In our case, it’s Dad, of course. I think I said goodbye when she stopped recognising me and my son (she had been confusing us for ages – easy to do: tall, blonde, handsome, sli… er, well, maybe not the latter). It was then that the loss was mutual. But it was unpleasant.
It got worse: the last 18 months or so has been horrible, mainly seeing Dad get so upset when she suffered one of those care-home abuses which led to three people, including management, being landed with suspended prison sentences. Eventually she was re-homed (ugh!) to what ended up to be a much-happier and much better home.
It doesn’t help that the original care home has had the cheek to send a bill for early withdrawal. Indignation strikes and fury rears its ugly head. But we have to let it wash away to support and curb Dad’s obvious anger.

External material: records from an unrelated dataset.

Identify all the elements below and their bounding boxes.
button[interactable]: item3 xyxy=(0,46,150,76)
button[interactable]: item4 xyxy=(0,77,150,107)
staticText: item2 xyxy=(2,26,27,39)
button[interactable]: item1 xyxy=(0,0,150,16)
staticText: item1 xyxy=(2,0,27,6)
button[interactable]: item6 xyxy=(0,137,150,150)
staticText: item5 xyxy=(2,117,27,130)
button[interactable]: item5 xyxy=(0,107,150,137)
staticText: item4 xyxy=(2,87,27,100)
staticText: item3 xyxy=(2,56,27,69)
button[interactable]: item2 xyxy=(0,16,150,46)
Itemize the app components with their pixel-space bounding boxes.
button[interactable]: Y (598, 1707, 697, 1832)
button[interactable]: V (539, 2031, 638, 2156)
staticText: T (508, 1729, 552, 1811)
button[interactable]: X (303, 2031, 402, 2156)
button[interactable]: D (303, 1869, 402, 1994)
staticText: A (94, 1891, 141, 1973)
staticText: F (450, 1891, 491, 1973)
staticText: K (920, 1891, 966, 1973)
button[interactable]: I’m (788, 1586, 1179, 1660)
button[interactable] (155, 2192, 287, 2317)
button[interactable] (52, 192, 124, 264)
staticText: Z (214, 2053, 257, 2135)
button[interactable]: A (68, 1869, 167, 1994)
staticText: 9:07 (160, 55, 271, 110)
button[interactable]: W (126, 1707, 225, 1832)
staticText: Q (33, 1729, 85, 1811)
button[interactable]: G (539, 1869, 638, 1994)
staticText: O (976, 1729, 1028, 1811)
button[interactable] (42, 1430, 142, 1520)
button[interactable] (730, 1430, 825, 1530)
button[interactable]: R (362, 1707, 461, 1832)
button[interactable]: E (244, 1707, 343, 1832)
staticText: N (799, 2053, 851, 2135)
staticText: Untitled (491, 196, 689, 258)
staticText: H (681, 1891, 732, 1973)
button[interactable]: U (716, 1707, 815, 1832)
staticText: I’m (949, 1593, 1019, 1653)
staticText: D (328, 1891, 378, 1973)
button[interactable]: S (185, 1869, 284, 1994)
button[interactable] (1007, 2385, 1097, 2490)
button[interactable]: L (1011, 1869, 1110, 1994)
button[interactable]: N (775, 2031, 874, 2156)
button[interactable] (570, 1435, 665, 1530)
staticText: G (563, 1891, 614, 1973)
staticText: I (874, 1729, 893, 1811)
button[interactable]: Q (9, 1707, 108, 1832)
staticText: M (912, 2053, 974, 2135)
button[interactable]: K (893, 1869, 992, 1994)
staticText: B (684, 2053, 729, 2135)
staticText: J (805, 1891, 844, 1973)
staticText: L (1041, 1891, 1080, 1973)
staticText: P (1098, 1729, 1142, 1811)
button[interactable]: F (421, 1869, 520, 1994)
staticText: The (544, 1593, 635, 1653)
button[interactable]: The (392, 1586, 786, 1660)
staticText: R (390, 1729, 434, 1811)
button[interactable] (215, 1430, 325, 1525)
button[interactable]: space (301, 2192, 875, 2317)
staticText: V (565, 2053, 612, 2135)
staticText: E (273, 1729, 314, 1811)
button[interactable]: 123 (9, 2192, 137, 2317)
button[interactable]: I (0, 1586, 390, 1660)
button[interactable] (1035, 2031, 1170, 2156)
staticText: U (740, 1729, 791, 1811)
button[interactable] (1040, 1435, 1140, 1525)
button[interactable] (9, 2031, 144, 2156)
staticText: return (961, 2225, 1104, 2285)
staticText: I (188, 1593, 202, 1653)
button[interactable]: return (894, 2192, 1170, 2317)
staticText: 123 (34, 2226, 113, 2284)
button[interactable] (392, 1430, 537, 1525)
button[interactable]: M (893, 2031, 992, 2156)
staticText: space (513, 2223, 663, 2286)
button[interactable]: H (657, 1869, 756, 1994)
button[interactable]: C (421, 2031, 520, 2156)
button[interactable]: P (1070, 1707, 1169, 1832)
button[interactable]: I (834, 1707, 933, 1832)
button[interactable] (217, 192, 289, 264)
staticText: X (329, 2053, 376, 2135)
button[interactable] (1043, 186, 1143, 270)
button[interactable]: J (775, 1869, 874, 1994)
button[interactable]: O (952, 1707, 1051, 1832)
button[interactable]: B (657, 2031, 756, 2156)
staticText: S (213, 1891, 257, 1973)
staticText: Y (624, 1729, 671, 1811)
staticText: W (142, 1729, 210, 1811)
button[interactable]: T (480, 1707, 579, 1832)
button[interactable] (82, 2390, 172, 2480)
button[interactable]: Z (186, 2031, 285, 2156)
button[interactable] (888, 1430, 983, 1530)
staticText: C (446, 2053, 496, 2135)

That anger is not what she would have wanted. She was someone who the grandchildren and was really valued as a SEN reading teacher: to her, everyone could achieve, even when they came from the worst backgrounds. Always welcoming, encouraging, self-effacing, she was too easy to be overlooked, but she was one of the people who the world really needs, leaving it a better place through her life and living.
She had a wisteria in a garden which I admired, so she gave us a rootling from it. It has now overtaken the back of our house. Glorious, weeping purple sprays, a cascade of texture and a scent that permeates the house and garden so plentiful are the blooms. It has sheltered blue tits, doves and bees; weathered being hacked back when a fence collapsed; had cuttings taken and given to others and, with its texture, has turned a house into a home. It will always be “Gloria’s Wizzy”, always reminding us of her.

Heavily pruned by some gutter-cleaners, but still bursting forwards with colour
She will be missed, and fondly remembered.